Submitted by scrawford on
|Title||Investigating Half Precision Arithmetic to Accelerate Dense Linear System Solvers|
|Publication Type||Conference Paper|
|Year of Publication||2017|
|Authors||Haidar, A., P. Wu, S. Tomov, and J. Dongarra|
|Conference Name||ScalA17: 8th Workshop on Latest Advances in Scalable Algorithms for Large-Scale Systems|
|Conference Location||Denver, CO|
The use of low-precision arithmetic in mixed-precision computing methods has been a powerful tool to accelerate numerous scientific computing applications. Artificial intelligence (AI) in particular has pushed this to current extremes, making use of half-precision floating-point arithmetic (FP16) in approaches based on neural networks.

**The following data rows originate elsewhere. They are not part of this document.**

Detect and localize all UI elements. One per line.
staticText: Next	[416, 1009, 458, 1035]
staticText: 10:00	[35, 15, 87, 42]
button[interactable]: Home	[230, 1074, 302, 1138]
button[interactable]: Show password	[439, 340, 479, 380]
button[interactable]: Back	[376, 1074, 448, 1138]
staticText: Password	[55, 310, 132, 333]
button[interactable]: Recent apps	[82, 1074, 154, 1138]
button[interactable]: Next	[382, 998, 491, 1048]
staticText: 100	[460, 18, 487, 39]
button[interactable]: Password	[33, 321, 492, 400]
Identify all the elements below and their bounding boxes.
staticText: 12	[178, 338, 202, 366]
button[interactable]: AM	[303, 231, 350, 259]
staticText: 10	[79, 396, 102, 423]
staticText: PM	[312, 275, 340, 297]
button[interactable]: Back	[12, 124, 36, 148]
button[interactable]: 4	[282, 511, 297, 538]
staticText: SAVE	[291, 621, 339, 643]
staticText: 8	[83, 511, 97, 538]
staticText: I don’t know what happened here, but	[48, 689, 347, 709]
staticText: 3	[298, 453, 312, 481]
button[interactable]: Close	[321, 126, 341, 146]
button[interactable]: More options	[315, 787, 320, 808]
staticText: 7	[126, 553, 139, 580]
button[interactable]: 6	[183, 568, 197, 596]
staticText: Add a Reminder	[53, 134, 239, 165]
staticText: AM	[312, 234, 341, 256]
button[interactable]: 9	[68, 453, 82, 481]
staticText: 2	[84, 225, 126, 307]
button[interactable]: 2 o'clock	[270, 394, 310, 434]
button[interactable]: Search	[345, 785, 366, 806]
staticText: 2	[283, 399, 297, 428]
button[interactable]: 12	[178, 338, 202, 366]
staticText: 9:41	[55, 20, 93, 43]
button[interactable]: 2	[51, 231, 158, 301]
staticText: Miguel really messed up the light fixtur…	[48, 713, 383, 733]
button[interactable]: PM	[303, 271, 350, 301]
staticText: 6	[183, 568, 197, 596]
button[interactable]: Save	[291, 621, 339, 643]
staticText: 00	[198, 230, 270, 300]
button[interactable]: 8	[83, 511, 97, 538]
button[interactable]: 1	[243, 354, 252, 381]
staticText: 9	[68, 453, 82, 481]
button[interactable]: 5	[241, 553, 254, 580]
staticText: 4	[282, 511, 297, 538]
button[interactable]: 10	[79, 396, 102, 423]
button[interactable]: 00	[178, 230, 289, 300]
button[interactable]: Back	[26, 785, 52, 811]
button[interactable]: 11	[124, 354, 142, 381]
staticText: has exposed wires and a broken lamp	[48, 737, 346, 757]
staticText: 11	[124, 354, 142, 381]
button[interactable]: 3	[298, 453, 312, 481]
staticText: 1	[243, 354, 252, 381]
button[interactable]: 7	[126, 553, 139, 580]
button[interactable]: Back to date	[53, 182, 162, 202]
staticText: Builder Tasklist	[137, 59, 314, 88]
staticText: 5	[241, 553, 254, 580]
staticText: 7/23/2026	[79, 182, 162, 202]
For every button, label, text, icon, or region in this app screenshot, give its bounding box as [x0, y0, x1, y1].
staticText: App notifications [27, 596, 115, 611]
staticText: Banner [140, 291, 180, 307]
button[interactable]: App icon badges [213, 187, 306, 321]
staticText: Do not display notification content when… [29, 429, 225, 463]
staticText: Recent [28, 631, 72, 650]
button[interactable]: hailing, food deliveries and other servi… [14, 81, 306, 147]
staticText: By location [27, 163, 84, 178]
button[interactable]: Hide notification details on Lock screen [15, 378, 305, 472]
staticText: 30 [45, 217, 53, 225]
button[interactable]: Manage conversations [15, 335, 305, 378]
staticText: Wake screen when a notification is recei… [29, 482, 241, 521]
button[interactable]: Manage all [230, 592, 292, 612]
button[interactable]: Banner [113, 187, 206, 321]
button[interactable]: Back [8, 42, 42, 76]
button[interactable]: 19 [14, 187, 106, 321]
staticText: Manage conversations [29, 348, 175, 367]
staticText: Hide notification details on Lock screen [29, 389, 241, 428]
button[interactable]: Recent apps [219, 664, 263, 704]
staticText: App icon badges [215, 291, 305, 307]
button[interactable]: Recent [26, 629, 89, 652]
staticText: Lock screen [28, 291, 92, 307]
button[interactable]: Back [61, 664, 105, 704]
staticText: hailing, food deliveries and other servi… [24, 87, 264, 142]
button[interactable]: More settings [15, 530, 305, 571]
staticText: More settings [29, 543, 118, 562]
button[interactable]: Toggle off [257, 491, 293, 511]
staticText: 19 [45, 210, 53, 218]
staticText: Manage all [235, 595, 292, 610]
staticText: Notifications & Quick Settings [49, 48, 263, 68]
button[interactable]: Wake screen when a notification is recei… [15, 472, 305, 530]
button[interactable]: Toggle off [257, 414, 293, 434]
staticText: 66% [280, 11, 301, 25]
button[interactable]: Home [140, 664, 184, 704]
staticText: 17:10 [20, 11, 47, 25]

The appeal of FP16 is in the high performance that can be achieved using it on today’s powerful manycore GPU accelerators, e.g., like the NVIDIA V100, that can provide 120 TeraFLOPS alone in FP16. We present an investigation showing that other HPC applications can harness this power too, and in particular, the general HPC problem of solving Ax = b, where A is a large dense matrix, and the solution is needed in FP32 or FP64 accuracy. Our approach is based on the mixed-precision iterative refinement technique – we generalize and extend prior advances into a framework, for which we develop architecture-specific algorithms and highly-tuned implementations that resolve the main computational challenges of efficiently parallelizing, scaling, and using FP16 arithmetic in the approach on high-end GPUs. Subsequently, we show for a first time how the use of FP16 arithmetic can significantly accelerate, as well as make more energy efficient, FP32 or FP64-precision Ax = b solvers. Our results are reproducible and the developments will be made available through the MAGMA library. We quantify in practice the performance, and limitations of the approach.